Setibanya disana, saya diajak berjalan di halaman fakultas yang dihuni dengan para pedagang dengan beragam jajanan, ia memesan segelas minuman dan sepiring gorengan. Di lain sisi tak jauh dari tempat kami berdua, terlihat seorang mahasiswa atau lebih layak sebagai seorang pemuda tampan yang tengah siap dengan seikat bunga, untuk mengutarakan cintanya serta janji-janji yang hendak dijaminkan atas nama masa depan, dihadapan seorang perempuan yang ia cintai.
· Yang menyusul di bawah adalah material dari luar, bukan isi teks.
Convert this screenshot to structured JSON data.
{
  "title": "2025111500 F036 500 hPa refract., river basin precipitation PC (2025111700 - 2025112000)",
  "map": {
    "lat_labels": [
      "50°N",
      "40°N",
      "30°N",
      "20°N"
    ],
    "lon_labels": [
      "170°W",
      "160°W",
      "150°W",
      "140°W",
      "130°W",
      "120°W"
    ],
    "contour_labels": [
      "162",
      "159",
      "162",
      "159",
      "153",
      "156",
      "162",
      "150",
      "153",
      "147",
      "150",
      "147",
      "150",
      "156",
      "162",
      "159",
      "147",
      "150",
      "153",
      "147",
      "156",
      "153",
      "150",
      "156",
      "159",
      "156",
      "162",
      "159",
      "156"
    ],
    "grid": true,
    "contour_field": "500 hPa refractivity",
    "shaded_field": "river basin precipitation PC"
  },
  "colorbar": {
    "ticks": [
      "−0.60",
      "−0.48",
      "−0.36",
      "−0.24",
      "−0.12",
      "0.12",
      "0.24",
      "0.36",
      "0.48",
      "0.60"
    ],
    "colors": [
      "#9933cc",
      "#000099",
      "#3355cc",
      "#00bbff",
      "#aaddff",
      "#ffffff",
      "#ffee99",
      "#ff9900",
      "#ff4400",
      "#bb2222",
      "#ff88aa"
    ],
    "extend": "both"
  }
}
But unfortunately Cinta itu seringkali seperti politik, anda bisa bermain-main dengan cinta begitu juga dengan politik, mungkin ini yang menjadi alasan bell hooks pernah menuliskan “yang menulis tentang cinta jarang sekali berkutat pada praktiknya, dan bahkan cenderung fokus pada penerimaan cinta, alih-alih pemberian cinta atau ketiadaan cinta” (All About Love: New Visions. 2000). Meski pada akhirnya sang perempuan menerima cinta si pemuda, tetapi iya lupa kalau cinta ini memang buta.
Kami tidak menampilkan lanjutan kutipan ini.